Online class requirements:
- Moderate to fast Internet
- Phone, or Speakers or headset (required in order to hear the instructor/moderator). You can use Voice Over IP (VoIP) or you can dial-in from a regular phone. Whether you decide to use VoIP or a phone, for convenience, we recommend a hands free headset.
- Training software must be installed on your computer (30 trial versions are acceptable)
- RECOMMENDED: Dual Monitors or computers. For optimal online learning experience, we recommend participants have dual monitors or dual computers. Your online classroom credentials allow you to login multiple times from multiple computers. Participants should use one monitor or computer to view instructor/moderator shared screen and another monitor/computer to work in the software.
What happens when you enroll in an online class
When you register for an online class, you will receive a welcome email followed by login access to the Citrix GoToTraining virtual classroom. A workbook (printed copy or eBook) will be sent to you prior to the start of class.

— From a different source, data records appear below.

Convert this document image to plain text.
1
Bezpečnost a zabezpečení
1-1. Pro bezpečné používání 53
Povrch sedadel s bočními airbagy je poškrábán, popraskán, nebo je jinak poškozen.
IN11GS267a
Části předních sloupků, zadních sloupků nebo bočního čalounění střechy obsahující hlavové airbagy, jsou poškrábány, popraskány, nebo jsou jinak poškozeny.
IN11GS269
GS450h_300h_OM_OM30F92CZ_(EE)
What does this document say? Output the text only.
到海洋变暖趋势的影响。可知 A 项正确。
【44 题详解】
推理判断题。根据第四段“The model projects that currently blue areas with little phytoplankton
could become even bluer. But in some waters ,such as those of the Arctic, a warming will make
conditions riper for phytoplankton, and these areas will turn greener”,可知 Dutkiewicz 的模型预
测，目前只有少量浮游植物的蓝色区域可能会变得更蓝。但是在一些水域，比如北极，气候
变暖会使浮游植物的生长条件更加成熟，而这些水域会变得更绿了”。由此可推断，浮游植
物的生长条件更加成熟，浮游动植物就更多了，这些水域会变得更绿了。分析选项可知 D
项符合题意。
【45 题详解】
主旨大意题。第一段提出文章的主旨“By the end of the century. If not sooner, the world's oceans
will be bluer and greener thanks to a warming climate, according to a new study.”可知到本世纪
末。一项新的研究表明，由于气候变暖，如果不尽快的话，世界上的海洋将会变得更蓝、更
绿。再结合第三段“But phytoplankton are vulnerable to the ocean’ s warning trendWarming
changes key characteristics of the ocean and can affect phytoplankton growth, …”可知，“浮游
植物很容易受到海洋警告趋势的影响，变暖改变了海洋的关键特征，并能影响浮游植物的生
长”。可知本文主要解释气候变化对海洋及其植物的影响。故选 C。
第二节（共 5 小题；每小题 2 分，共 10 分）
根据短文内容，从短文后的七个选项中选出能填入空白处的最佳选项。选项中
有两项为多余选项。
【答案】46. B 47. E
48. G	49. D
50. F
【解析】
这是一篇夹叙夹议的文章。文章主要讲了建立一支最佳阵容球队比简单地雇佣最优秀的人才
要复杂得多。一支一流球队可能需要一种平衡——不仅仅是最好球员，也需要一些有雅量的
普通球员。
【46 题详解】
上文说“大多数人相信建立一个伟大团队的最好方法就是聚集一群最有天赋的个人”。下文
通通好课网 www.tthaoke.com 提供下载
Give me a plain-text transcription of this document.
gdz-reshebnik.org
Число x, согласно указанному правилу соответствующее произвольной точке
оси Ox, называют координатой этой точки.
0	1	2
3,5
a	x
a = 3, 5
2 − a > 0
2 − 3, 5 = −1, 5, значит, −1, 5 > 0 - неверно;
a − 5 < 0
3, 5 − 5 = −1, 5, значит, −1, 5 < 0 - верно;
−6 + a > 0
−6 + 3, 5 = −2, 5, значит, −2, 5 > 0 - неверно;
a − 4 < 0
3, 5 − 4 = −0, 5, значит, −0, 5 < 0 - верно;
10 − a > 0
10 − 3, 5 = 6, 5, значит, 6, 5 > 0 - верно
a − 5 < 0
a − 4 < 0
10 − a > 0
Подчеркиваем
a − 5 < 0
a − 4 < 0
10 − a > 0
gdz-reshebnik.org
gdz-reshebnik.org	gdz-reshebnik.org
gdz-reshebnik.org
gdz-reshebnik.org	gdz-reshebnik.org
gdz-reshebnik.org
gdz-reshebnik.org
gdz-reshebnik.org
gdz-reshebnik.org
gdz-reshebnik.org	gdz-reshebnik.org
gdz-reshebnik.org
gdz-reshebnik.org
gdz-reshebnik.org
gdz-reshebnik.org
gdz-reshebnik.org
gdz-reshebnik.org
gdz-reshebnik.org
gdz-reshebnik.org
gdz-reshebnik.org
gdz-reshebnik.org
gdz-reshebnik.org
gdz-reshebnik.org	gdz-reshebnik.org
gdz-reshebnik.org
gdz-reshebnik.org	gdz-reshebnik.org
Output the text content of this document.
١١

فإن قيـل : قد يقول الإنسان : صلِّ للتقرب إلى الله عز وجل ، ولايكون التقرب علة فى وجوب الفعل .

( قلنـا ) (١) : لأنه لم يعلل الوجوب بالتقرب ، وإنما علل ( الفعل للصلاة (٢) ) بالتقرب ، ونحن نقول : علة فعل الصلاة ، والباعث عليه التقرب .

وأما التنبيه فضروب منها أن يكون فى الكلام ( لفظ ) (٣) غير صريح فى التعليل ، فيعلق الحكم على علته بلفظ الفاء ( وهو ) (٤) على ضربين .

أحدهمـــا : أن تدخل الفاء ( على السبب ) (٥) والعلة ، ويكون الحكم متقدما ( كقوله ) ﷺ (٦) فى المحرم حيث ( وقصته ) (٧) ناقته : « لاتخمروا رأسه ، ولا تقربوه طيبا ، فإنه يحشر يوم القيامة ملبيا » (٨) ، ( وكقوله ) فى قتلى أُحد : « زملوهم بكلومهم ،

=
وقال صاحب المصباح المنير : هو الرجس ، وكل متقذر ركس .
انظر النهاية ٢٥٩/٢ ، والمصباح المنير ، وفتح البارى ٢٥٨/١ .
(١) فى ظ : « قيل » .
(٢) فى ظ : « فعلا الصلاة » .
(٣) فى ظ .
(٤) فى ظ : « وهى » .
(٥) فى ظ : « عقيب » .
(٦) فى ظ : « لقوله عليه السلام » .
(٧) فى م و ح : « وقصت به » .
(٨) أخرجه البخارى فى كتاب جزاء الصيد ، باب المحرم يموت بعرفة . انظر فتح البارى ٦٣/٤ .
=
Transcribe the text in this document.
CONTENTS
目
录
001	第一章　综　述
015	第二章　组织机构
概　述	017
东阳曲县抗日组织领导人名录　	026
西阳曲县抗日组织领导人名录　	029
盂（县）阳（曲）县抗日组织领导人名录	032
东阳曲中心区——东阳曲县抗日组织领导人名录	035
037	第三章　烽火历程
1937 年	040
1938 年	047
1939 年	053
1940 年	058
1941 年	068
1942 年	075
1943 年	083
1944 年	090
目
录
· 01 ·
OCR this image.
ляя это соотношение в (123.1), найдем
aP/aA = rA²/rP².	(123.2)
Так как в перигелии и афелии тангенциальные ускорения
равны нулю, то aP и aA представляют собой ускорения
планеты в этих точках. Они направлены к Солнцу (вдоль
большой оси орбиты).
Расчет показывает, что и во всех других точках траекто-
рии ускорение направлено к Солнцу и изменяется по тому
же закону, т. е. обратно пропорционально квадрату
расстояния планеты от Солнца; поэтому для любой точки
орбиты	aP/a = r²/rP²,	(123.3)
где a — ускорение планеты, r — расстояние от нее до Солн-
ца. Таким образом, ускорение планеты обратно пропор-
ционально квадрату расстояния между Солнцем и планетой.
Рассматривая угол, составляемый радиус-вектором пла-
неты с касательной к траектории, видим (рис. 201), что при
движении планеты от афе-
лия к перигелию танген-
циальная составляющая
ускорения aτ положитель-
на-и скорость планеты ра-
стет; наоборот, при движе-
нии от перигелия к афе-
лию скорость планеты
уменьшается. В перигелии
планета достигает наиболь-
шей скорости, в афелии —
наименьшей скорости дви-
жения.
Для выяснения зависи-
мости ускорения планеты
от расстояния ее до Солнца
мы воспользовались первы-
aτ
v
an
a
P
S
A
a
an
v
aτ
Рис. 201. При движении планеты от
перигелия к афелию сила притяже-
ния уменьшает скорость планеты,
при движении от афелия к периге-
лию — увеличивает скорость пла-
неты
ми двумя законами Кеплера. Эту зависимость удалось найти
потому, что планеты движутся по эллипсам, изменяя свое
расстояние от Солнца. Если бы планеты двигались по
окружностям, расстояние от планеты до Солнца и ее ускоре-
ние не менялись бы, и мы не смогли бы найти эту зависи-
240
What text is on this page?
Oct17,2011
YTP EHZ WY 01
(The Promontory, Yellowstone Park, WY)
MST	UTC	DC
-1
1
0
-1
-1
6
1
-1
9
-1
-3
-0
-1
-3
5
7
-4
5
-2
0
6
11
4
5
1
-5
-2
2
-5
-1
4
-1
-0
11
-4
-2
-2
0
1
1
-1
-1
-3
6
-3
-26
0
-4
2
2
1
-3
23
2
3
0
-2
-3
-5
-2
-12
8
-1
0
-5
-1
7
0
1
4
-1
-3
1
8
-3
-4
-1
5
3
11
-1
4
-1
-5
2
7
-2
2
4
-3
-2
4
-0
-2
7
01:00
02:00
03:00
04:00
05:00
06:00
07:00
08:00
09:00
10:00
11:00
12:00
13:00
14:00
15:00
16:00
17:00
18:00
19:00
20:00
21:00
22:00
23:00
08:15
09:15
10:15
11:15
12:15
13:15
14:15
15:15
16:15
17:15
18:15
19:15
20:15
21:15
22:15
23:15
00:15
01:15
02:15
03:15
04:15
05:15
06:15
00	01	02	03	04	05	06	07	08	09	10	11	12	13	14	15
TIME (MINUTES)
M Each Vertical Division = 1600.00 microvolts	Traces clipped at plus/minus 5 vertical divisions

Online Training Advantages
Convenience: You don’t have to travel and can attend from your home, office or anywhere with an internet connection. Our online classes are conducted using GoToTraining, a more robust version of the popular GoToMeeting screen sharing and conferencing platform. To accommodate multiple time zones, courses are typically scheduled from 10am – 5pm Eastern with a one-hour lunch break at 12:30 – 1:30 pm Eastern and a 10-minute break in the morning and afternoon. When conducting custom online course for your group, class times can be modified to accommodate your timezone.
Interactive Learning: Our online training is fully interactive. You can speak and chat with the instructor and classmates at any time. Various interactive techniques are used in every class. Our small class sizes (typically 4 – 8 students), allow our instructors to focus on individual performance and issues and to work closely with you to meet your unique needs. Classes are designed to be a hands-on learning experience, providing opportunities for you to try your new skills while the instructor is available for review, questions, and feedback. You have the option to give the instructor permission to view your computer to provide one-on-one assistance when needed.